Ante mí tenía la representación de la belleza que ha inspirado a los artistas durante siglos, la belleza inmortal que rara vez se imagina y mucho menos se ve en el mundo real. Una belleza como la suya debería haberme hecho perder el sentido de pura alegría, hacerme llorar, dar gracias al Todopoderoso por permitirme contemplarla, dejarme sin aliento y desbocarme el corazón.
No fue así.
Me aterrorizó.
Me aterrorizó porque también le vi los ojos. Rasgados, felinos, de pupilas verticales como las de un gato. Cambiaban de color a la par que sus gemas o, lo que era más probable, las gemas cambiaban de color al son de sus ojos. Y aunque eran preciosos hasta límites más allá de los conocidos por la mortalidad, también eran fríos, inhumanos, llenos de inteligencia y deseo, pero carentes de compasión o pena.
Conocía aquellos ojos. La conocía a ella.
Si el miedo no hubiera despojado a mis miembros de toda su fuerza, habría echado a correr.
Una segunda figura apareció tras ella desde la oscuridad y merodeó a su alrededor como un sirviente. Se asemejaba a un gato, si es que un gato doméstico podía ser tan grande. No distinguí el color de su pelaje, pero el verde dorado de sus ojos reflejaba una fría luz azul esplendorosa y espeluznante.

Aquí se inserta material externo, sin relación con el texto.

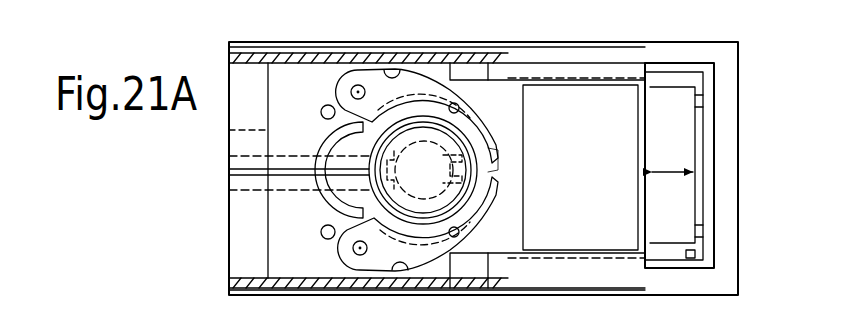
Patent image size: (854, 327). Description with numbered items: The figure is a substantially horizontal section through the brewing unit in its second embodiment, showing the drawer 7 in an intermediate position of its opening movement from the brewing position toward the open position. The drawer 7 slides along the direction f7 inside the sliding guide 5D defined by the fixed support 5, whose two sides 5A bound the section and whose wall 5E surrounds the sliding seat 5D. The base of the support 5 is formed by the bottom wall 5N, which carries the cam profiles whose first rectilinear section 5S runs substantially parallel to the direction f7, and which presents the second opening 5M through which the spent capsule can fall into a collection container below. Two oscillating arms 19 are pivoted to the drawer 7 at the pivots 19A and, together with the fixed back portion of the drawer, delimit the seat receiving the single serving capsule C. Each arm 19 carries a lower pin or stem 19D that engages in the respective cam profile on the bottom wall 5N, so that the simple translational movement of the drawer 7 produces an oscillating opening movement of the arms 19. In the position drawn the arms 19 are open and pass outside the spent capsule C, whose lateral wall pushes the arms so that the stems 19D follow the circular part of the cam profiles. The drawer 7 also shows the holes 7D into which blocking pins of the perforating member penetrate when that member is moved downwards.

The support 5 is at (748, 63).
The sides 5A is at (342, 60).
The sliding guide 5D is at (692, 257).
The wall 5E is at (689, 62).
The second opening 5M is at (624, 174).
The bottom wall 5N is at (246, 128).
The first rectilinear section 5S is at (243, 181).
The drawer 7 is at (603, 87).
The holes 7D is at (325, 118).
The oscillating arms 19 is at (418, 82).
The pivot 19A is at (351, 92).
The lower pin or stem 19D is at (506, 116).
The single serving capsule C is at (446, 163).
The direction of movement of the drawer f7 is at (684, 166).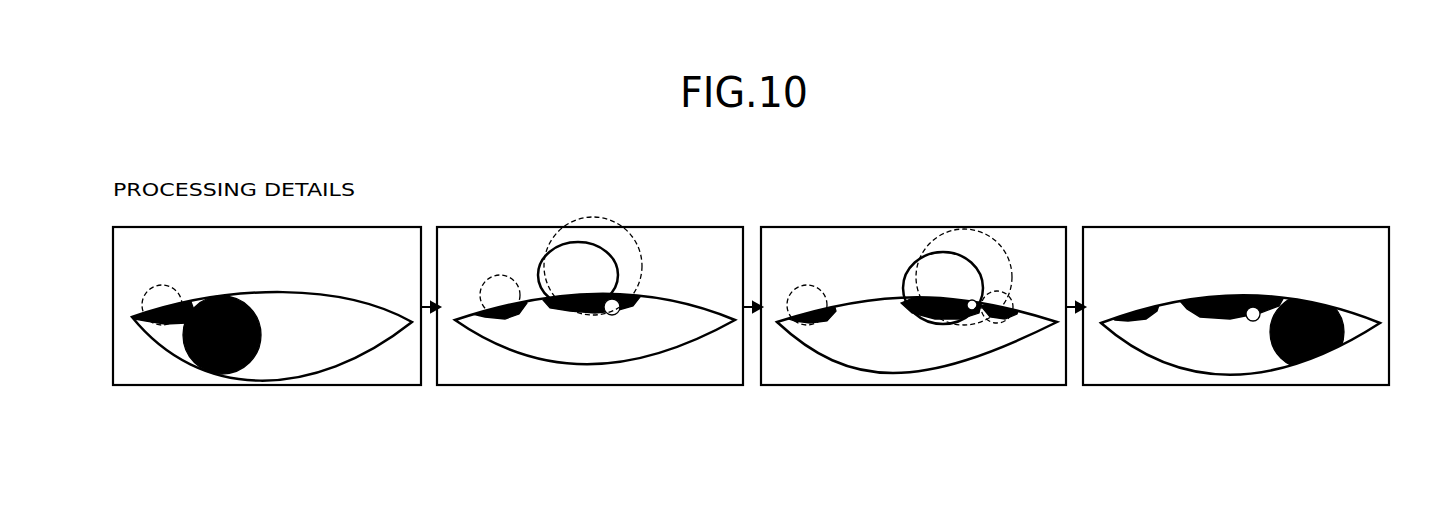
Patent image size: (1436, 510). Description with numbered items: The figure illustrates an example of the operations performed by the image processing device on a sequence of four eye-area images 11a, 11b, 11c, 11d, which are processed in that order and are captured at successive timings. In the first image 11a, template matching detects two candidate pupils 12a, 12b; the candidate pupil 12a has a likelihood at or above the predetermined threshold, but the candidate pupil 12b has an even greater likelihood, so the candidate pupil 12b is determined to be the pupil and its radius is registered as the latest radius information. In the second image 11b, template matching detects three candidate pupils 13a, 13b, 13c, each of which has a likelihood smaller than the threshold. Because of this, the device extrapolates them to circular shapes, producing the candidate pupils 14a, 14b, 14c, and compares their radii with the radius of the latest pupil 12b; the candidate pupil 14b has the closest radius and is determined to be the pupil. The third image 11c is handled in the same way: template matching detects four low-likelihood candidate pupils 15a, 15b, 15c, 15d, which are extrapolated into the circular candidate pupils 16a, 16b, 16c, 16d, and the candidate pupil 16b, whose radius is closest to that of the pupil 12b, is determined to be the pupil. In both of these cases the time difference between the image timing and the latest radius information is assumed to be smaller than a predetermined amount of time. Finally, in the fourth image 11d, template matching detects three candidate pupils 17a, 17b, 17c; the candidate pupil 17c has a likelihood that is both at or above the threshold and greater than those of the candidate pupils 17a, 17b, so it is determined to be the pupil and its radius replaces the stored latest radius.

The image 11a is at (351, 212).
The image 11b is at (675, 212).
The image 11c is at (857, 212).
The image 11d is at (1157, 212).
The candidate pupil 12a is at (190, 300).
The candidate pupil 12b is at (260, 325).
The candidate pupil 13a is at (498, 315).
The candidate pupil 13b is at (562, 302).
The candidate pupil 13c is at (628, 304).
The candidate pupil 14a is at (505, 275).
The candidate pupil 14b is at (617, 275).
The candidate pupil 14c is at (595, 217).
The candidate pupil 15a is at (828, 318).
The candidate pupil 15b is at (913, 320).
The candidate pupil 15c is at (973, 317).
The candidate pupil 15d is at (1013, 322).
The candidate pupil 16a is at (810, 285).
The candidate pupil 16b is at (943, 252).
The candidate pupil 16c is at (1013, 297).
The candidate pupil 16d is at (1030, 300).
The candidate pupil 17a is at (1145, 318).
The candidate pupil 17b is at (1227, 318).
The candidate pupil 17c is at (1322, 302).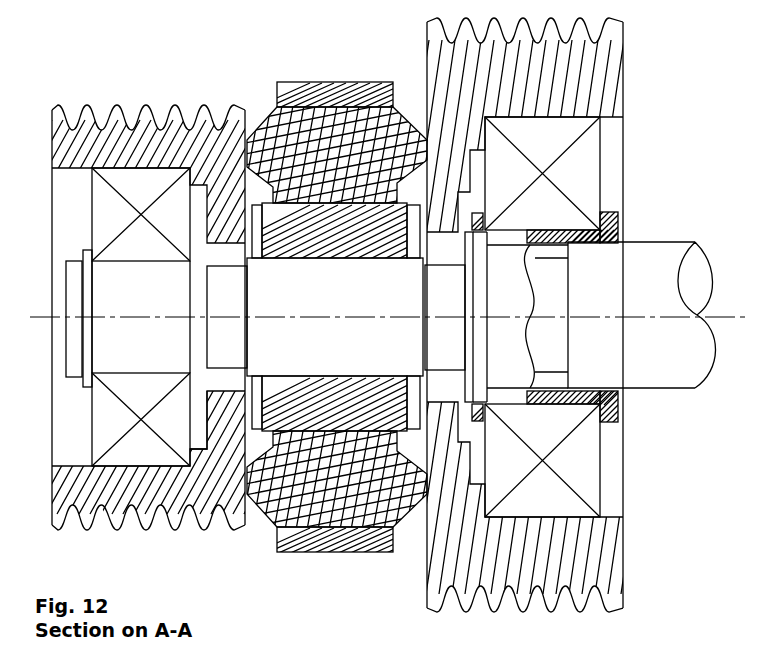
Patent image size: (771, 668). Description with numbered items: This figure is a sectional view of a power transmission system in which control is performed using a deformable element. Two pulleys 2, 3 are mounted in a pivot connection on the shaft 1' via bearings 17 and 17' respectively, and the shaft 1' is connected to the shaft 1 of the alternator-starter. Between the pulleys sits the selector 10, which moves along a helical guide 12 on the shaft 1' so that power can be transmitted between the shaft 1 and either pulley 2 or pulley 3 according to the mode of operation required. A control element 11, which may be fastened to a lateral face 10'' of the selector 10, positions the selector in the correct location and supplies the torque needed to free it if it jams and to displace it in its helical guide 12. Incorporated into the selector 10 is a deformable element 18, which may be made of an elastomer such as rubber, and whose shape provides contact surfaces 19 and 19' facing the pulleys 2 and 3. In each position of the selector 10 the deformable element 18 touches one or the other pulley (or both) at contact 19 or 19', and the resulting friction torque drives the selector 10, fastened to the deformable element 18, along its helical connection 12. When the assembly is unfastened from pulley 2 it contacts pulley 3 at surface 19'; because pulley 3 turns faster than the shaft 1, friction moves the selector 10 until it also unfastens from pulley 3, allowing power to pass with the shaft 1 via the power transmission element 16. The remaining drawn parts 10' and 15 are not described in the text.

The shaft 1 is at (601, 323).
The shaft 1' is at (561, 373).
The pulley 2 is at (210, 147).
The pulley 3 is at (497, 78).
The selector 10 is at (353, 243).
The hub bearing 10' is at (284, 254).
The lateral face 10'' is at (388, 254).
The control element 11 is at (372, 102).
The helical guide 12 is at (358, 382).
The pulley hub 15 is at (243, 456).
The power transmission element 16 is at (392, 420).
The bearing 17 is at (115, 273).
The bearing 17' is at (602, 317).
The deformable element 18 is at (352, 548).
The contact surface 19 is at (268, 485).
The contact surface 19' is at (382, 498).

—Deberías inclinarte, mortal —maulló la figura felina. Su voz era horripilante, sometida a extrañas cadencias al tratar de producir sonidos humanos desde una garganta inhumana—. Inclínate ante Mab, la reina del Aire y la Oscuridad. Inclínate ante la reina de las hadas Unseelie, la reina de la Corte de Invierno de los sidhe.